Interval of convergence of power series from ratio test

[zenterix]

Homework Statement

While reading a chapter from Simmons' "Differential Equations with Applications and Historical Notes" that reviews power series, I did not really understand a paragraph that tried to explain how to obtain the radius of convergence of a power series using the ratio test.

Relevant Equations

Consider the following power series in $x$

$$\sum\limits_{n=0}^\infty a_nx^n$$

If $a_n\neq 0$ for all $n$, consider the limit

$$\lim\limits_{n\to\infty} \left | \frac{a_{n+1}x^{n+1}}{a_nx^n} \right | = \lim\limits_{n\to\infty}\left |\frac{a_{n+1}}{a_n}\right | |x|=L$$

The ratio test asserts that this series converges if $L<1$ and diverges if $L>1$.

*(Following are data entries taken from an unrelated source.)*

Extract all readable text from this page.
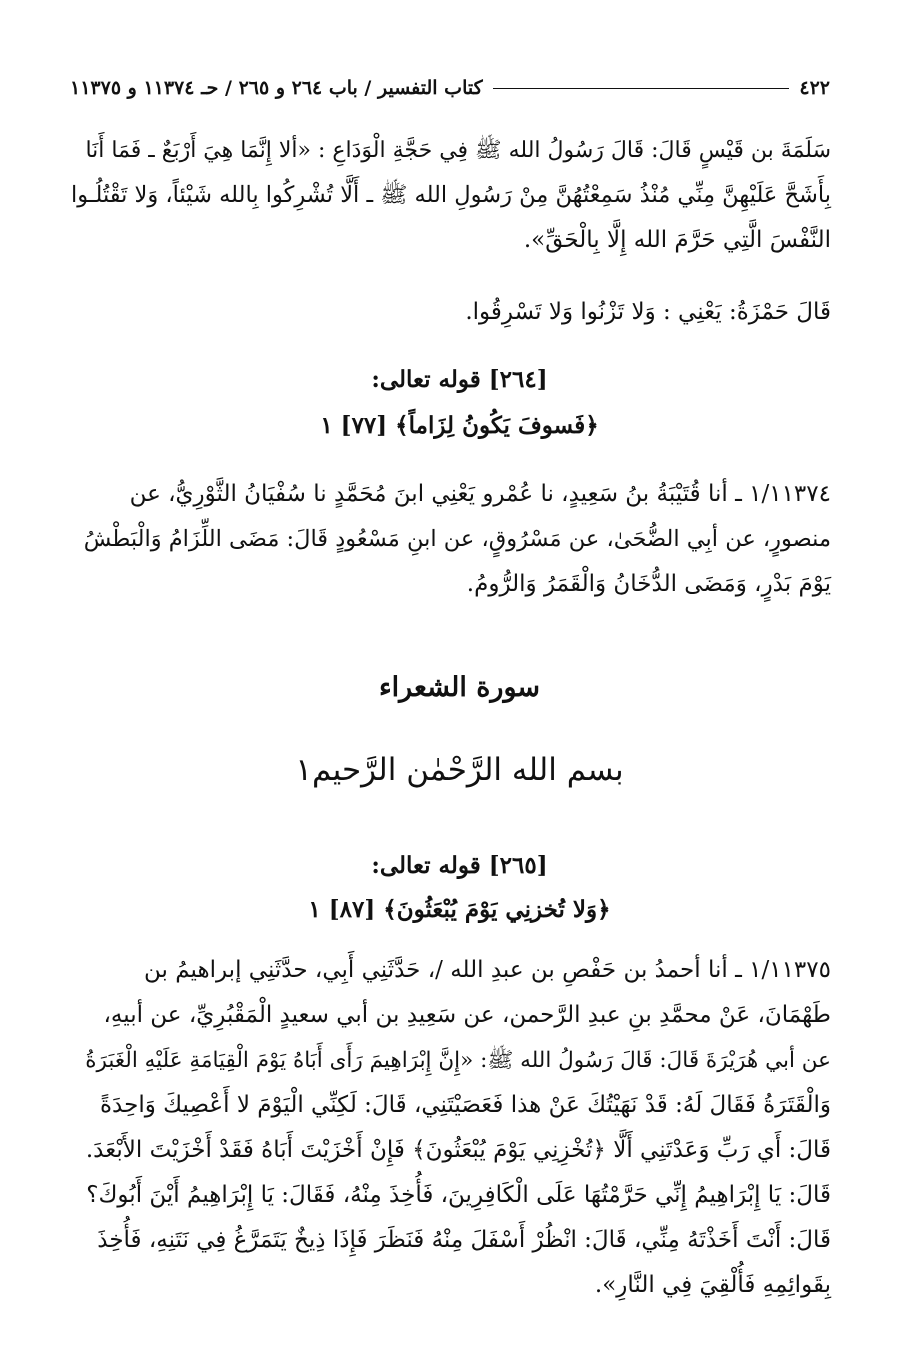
٤٢٢
كتاب التفسير / باب ٢٦٤ و ٢٦٥ / حـ ١١٣٧٤ و ١١٣٧٥

سَلَمَةَ بن قَيْسٍ قَالَ: قَالَ رَسُولُ الله ﷺ فِي حَجَّةِ الْوَدَاعِ : «ألا إِنَّمَا هِيَ أَرْبَعٌ ـ فَمَا أَنَا
بِأَشَحَّ عَلَيْهِنَّ مِنِّي مُنْذُ سَمِعْتُهُنَّ مِنْ رَسُولِ الله ﷺ ـ أَلَّا تُشْرِكُوا بِالله شَيْئاً، وَلا تَقْتُلُـوا
النَّفْسَ الَّتِي حَرَّمَ الله إِلَّا بِالْحَقِّ».

قَالَ حَمْزَةُ: يَعْنِي : وَلا تَزْنُوا وَلا تَسْرِقُوا.

[٢٦٤] قوله تعالى:

﴿فَسوفَ يَكُونُ لِزَاماً﴾ [٧٧] ١

١/١١٣٧٤ ـ أنا قُتَيْبَةُ بنُ سَعِيدٍ، نا عُمْرو يَعْنِي ابنَ مُحَمَّدٍ نا سُفْيَانُ الثَّوْرِيُّ، عن
منصورٍ، عن أبِي الضُّحَىٰ، عن مَسْرُوقٍ، عن ابنِ مَسْعُودٍ قَالَ: مَضَى اللِّزَامُ وَالْبَطْشُ
يَوْمَ بَدْرٍ، وَمَضَى الدُّخَانُ وَالْقَمَرُ وَالرُّومُ.

سورة الشعراء

بسم الله الرَّحْمٰن الرَّحيم١

[٢٦٥] قوله تعالى:

﴿وَلا تُخزنِي يَوْمَ يُبْعَثُونَ﴾ [٨٧] ١

١/١١٣٧٥ ـ أنا أحمدُ بن حَفْصِ بن عبدِ الله /، حَدَّثَنِي أَبِي، حدَّثَنِي إبراهيمُ بن
طَهْمَانَ، عَنْ محمَّدِ بنِ عبدِ الرَّحمن، عن سَعِيدِ بن أبي سعيدٍ الْمَقْبُرِيِّ، عن أبيهِ،
عن أبي هُرَيْرَةَ قَالَ: قَالَ رَسُولُ الله ﷺ: «إِنَّ إِبْرَاهِيمَ رَأَى أَبَاهُ يَوْمَ الْقِيَامَةِ عَلَيْهِ الْغَبَرَةُ
وَالْقَتَرَةُ فَقَالَ لَهُ: قَدْ نَهَيْتُكَ عَنْ هذا فَعَصَيْتَنِي، قَالَ: لَكِنِّي الْيَوْمَ لا أَعْصِيكَ وَاحِدَةً
قَالَ: أَي رَبِّ وَعَدْتَنِي أَلَّا ﴿تُخْزِنِي يَوْمَ يُبْعَثُونَ﴾ فَإِنْ أَخْزَيْتَ أَبَاهُ فَقَدْ أَخْزَيْتَ الأَبْعَدَ.
قَالَ: يَا إِبْرَاهِيمُ إِنِّي حَرَّمْتُهَا عَلَى الْكَافِرِينَ، فَأُخِذَ مِنْهُ، فَقَالَ: يَا إِبْرَاهِيمُ أَيْنَ أَبُوكَ؟
قَالَ: أَنْتَ أَخَذْتَهُ مِنِّي، قَالَ: انْظُرْ أَسْفَلَ مِنْهُ فَنَظَرَ فَإِذَا ذِيخٌ يَتَمَرَّغُ فِي نَتَنِهِ، فَأُخِذَ
بِقَوائِمِهِ فَأُلْقِيَ فِي النَّارِ».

These considerations yield the formula

$$R=\lim\limits_{n\to\infty}\left |\frac{a_{n+1}}{a_n}\right |\tag{1}$$

if this limit exists (we put $R=\infty$ if $|a_n/a_{n+1}|\to\infty$).

Regardless of whether this formula can be used or not, it is known that $R$ always exists; and if $R$ is finite and nonzero, then it determines an interval of convergence $-R<x<R$ such that inside the interval the series converges and outside the interval it diverges.

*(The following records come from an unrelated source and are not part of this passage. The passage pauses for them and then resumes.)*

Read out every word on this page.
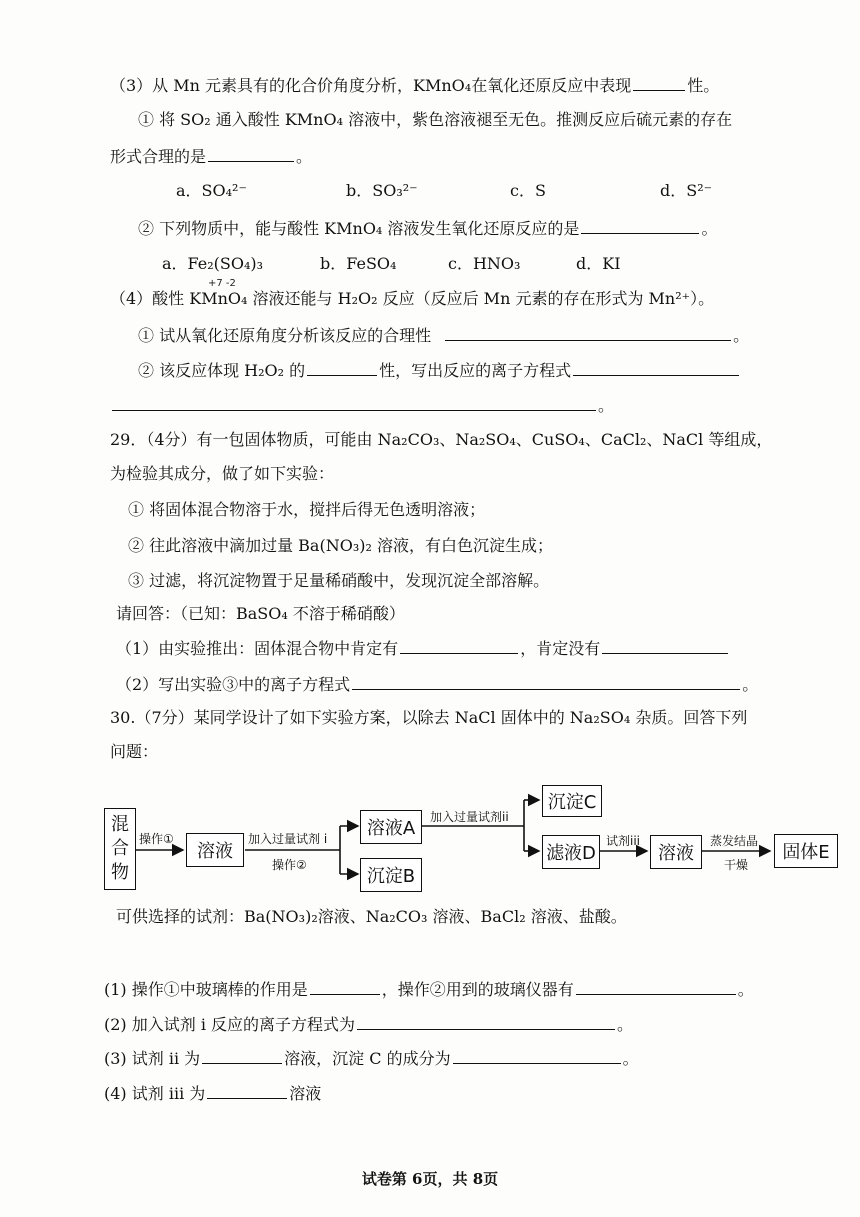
（3）从 Mn 元素具有的化合价角度分析，KMnO₄在氧化还原反应中表现	性。
① 将 SO₂ 通入酸性 KMnO₄ 溶液中，紫色溶液褪至无色。推测反应后硫元素的存在
形式合理的是	。
a．SO₄²⁻	b．SO₃²⁻	c．S	d．S²⁻
② 下列物质中，能与酸性 KMnO₄ 溶液发生氧化还原反应的是	。
a．Fe₂(SO₄)₃	b．FeSO₄	c．HNO₃	d．KI
+7 -2
（4）酸性 KMnO₄ 溶液还能与 H₂O₂ 反应（反应后 Mn 元素的存在形式为 Mn²⁺）。
① 试从氧化还原角度分析该反应的合理性	。
② 该反应体现 H₂O₂ 的	性，写出反应的离子方程式
。
29．（4分）有一包固体物质，可能由 Na₂CO₃、Na₂SO₄、CuSO₄、CaCl₂、NaCl 等组成，
为检验其成分，做了如下实验：
① 将固体混合物溶于水，搅拌后得无色透明溶液；
② 往此溶液中滴加过量 Ba(NO₃)₂ 溶液，有白色沉淀生成；
③ 过滤，将沉淀物置于足量稀硝酸中，发现沉淀全部溶解。
请回答：（已知：BaSO₄ 不溶于稀硝酸）
（1）由实验推出：固体混合物中肯定有	，肯定没有
（2）写出实验③中的离子方程式	。
30.（7分）某同学设计了如下实验方案，以除去 NaCl 固体中的 Na₂SO₄ 杂质。回答下列
问题：
混
合
物
操作①
溶液
加入过量试剂 i
操作②
溶液A
沉淀B
加入过量试剂ii
沉淀C
滤液D
试剂iii
溶液
蒸发结晶
干燥
固体E
可供选择的试剂：Ba(NO₃)₂溶液、Na₂CO₃ 溶液、BaCl₂ 溶液、盐酸。
(1) 操作①中玻璃棒的作用是	，操作②用到的玻璃仪器有	。
(2) 加入试剂 i 反应的离子方程式为	。
(3) 试剂 ii 为	溶液，沉淀 C 的成分为	。
(4) 试剂 iii 为	溶液
试卷第 6页，共 8页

I'm a bit confused by this snippet.

Why does (1) determine the radius of convergence?

 

[zenterix]

I guess it is because of the following

$$\lim\limits_{n\to\infty}\left |\frac{a_{n+1}}{a_n}\right | |x| \tag{1}$$

$$=\frac{1}{\lim\limits_{n\to\infty} \left |\frac{a_n}{a_{n+1}}\right |} |x|\tag{2}$$

$$=\frac{|x|}{R}\tag{3}$$

Then, for $-R<x<R$ we see that the expression in (3) is less than 1 and so the power series converges.

 

[PeroK]

I guess you've answered your own question.